Realease 4.1.0

November 16th, 2023. Release 4.1.0

New feature

  • In the OBITools language a new gc computes the GC fraction of a sequence.
  • First version of the obisummary command. It produces summary statistics of the sequence file provided as input. The statistics includes, the number of reads, of variants, the total length of the DNA sequences (equivalent to obicount), some summaries about tags used in the sequence annotations and their frequencies of usage.
  • First version of the obimatrix command. It allows producing OTU tables from sequence files in CSV format.
  • The obicsv command has now a --auto option, that extract automatically the attributes present in a file for inspecting the beginning of the sequence file. Only attributes that do not correspond to map are reported. To extract information from map attributes, see the obimatrix command.

Enhancement

  • A new completely rewritten GO version of the fastq and fasta parser is now used instead of the original C version.
  • A new file format guesser is now implemented. This is a first step towards allowing new formats to be managed by OBITools.
  • New way of handling header definitions of fasta and fastq formats with JSON headers. The sequence definition is now printed in new files as an attribute of the JSON header named "definition". That's facilitates the writing of parsers for the sequence headers.
  • The -D (--delta) option has been added to obipcr. It allows extracting flanking sequences of the barcode.
    • If -D is not set, the output sequence is the barcode itself without the priming sites.
    • If -D is set to 0, the output sequence is the barcode with the priming sites.
    • When -D is set to ### (where ### is an integer), the output sequence is the barcode with the priming sites,
      and ### base pairs of flanking sequences.
  • A new output format in JSON is proposed using the --json-output.

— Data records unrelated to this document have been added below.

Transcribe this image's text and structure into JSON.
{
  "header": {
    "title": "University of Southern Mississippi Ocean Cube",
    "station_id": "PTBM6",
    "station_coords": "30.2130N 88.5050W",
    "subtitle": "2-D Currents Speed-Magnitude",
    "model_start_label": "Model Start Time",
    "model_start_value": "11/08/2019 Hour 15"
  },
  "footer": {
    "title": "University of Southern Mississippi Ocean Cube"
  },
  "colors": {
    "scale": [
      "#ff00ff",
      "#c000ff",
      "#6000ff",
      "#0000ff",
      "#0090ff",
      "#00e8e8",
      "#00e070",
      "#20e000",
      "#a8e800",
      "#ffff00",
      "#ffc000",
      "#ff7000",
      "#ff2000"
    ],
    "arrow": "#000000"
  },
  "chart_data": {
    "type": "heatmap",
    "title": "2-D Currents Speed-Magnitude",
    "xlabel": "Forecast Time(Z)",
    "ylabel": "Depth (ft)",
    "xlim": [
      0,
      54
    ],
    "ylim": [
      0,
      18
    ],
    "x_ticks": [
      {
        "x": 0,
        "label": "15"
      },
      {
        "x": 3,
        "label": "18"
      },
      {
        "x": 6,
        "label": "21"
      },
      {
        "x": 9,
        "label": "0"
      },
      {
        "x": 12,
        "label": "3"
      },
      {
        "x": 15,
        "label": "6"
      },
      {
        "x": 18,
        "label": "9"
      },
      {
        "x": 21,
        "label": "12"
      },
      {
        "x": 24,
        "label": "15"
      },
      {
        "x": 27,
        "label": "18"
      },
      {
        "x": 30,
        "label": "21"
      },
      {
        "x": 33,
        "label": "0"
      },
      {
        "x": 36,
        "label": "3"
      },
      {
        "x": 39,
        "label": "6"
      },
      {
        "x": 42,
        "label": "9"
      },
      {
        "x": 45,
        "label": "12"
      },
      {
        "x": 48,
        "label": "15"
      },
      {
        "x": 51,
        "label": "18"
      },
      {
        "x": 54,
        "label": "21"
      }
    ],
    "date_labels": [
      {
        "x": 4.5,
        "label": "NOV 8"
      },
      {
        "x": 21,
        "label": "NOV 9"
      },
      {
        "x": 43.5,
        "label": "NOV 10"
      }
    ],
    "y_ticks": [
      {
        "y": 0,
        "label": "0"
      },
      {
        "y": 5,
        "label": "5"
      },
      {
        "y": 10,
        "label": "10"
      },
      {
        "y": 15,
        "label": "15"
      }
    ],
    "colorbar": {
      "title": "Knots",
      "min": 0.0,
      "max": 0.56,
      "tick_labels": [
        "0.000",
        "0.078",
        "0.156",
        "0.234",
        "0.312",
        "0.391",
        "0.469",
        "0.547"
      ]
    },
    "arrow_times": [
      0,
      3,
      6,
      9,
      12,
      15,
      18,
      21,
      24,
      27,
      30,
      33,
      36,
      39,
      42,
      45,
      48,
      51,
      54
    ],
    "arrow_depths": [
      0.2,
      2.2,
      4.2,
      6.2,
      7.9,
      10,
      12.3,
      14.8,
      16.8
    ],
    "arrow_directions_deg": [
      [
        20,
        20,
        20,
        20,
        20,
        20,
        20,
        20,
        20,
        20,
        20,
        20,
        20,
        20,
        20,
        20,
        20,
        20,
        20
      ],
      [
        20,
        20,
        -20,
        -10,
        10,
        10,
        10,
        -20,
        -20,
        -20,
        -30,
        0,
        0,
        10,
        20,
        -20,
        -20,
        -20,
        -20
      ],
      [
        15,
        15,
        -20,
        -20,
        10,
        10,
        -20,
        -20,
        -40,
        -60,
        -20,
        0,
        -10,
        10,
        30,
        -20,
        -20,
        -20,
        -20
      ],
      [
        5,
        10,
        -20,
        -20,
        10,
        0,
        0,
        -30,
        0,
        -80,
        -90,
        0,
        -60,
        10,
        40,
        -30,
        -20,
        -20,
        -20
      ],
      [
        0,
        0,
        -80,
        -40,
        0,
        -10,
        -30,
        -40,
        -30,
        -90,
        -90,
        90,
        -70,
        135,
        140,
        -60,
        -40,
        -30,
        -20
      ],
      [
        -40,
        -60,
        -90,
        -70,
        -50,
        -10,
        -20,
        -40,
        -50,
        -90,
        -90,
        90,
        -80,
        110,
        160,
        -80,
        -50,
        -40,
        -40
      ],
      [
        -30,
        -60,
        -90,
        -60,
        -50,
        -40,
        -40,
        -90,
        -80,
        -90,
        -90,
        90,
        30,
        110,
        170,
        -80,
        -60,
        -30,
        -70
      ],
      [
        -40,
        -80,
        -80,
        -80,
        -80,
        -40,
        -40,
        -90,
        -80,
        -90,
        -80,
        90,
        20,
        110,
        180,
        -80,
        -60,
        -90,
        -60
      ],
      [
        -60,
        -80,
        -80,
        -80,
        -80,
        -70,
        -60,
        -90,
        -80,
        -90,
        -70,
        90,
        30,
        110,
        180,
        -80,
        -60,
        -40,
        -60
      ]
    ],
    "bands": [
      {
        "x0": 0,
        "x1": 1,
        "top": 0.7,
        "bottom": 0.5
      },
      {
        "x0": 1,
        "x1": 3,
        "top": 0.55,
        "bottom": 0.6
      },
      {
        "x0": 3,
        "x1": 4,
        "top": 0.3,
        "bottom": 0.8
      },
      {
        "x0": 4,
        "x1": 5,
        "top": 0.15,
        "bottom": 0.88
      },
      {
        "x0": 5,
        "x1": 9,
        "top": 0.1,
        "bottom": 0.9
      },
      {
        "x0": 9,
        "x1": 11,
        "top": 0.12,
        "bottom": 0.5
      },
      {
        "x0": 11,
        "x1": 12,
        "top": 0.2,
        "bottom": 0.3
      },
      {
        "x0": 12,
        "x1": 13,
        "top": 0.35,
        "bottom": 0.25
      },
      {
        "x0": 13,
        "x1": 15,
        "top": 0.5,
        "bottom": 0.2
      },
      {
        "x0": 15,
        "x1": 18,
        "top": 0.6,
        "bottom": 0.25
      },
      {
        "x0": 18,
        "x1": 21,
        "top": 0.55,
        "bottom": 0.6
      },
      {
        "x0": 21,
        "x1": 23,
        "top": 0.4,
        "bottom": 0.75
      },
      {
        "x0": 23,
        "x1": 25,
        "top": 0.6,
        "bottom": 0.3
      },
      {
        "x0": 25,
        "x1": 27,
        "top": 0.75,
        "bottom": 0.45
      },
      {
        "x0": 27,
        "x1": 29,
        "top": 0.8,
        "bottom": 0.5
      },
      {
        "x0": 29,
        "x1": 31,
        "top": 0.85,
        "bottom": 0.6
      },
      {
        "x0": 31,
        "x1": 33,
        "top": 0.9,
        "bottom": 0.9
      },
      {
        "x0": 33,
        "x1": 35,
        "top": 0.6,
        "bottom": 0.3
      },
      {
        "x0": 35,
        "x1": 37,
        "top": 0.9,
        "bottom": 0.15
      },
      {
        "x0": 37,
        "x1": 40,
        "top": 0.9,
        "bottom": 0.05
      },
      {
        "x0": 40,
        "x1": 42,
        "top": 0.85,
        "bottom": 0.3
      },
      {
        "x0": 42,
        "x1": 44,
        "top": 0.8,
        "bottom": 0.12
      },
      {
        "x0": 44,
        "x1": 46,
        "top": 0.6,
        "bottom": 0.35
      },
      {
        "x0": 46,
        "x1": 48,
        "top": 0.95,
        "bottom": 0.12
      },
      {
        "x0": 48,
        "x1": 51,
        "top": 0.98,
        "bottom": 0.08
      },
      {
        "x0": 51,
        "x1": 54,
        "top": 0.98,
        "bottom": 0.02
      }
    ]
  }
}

The sequence file is printed as a JSON vector, where each element is a map corresponding to a sequence. The map has at most four elements:
    • "id" : which is the only mandatory element (string)
    • "sequence" : if sequence data is present in the record (string)
    • "qualities" : if quality data is associated to the record (string)
    • "annotations" : annotations is associated to the record (a map of annotations).

Bugs

  • in the obitools language, the composition function now returns a map indexed by lowercase string "a", "c", "g", "t" and "o" for other instead of being indexed by the ASCII codes of the corresponding letters.
  • Correction of the reverse-complement operation. Every reverse complement of the DNA sequence follow now the following rules :
    • Nucleotide codes are complemented to their lower complementary base
    • . and - characters are returned without change
    • [ is complemented to ] and oppositely
    • all other characters are complemented as n
  • Correction of a bug is the Subsequence method of the BioSequence class, duplicating the quality values. This made obimultiplex to produce fastq files with sequences having quality values duplicated.

Becareful

GO 1.21.0 is out, and it includes new functionalities which are used in the OBITools4 code. If you use the recommanded method for compiling OBITools on your computer, their is no problem, as the script always load the latest GO version. If you rely on you personnal GO install, please think to update.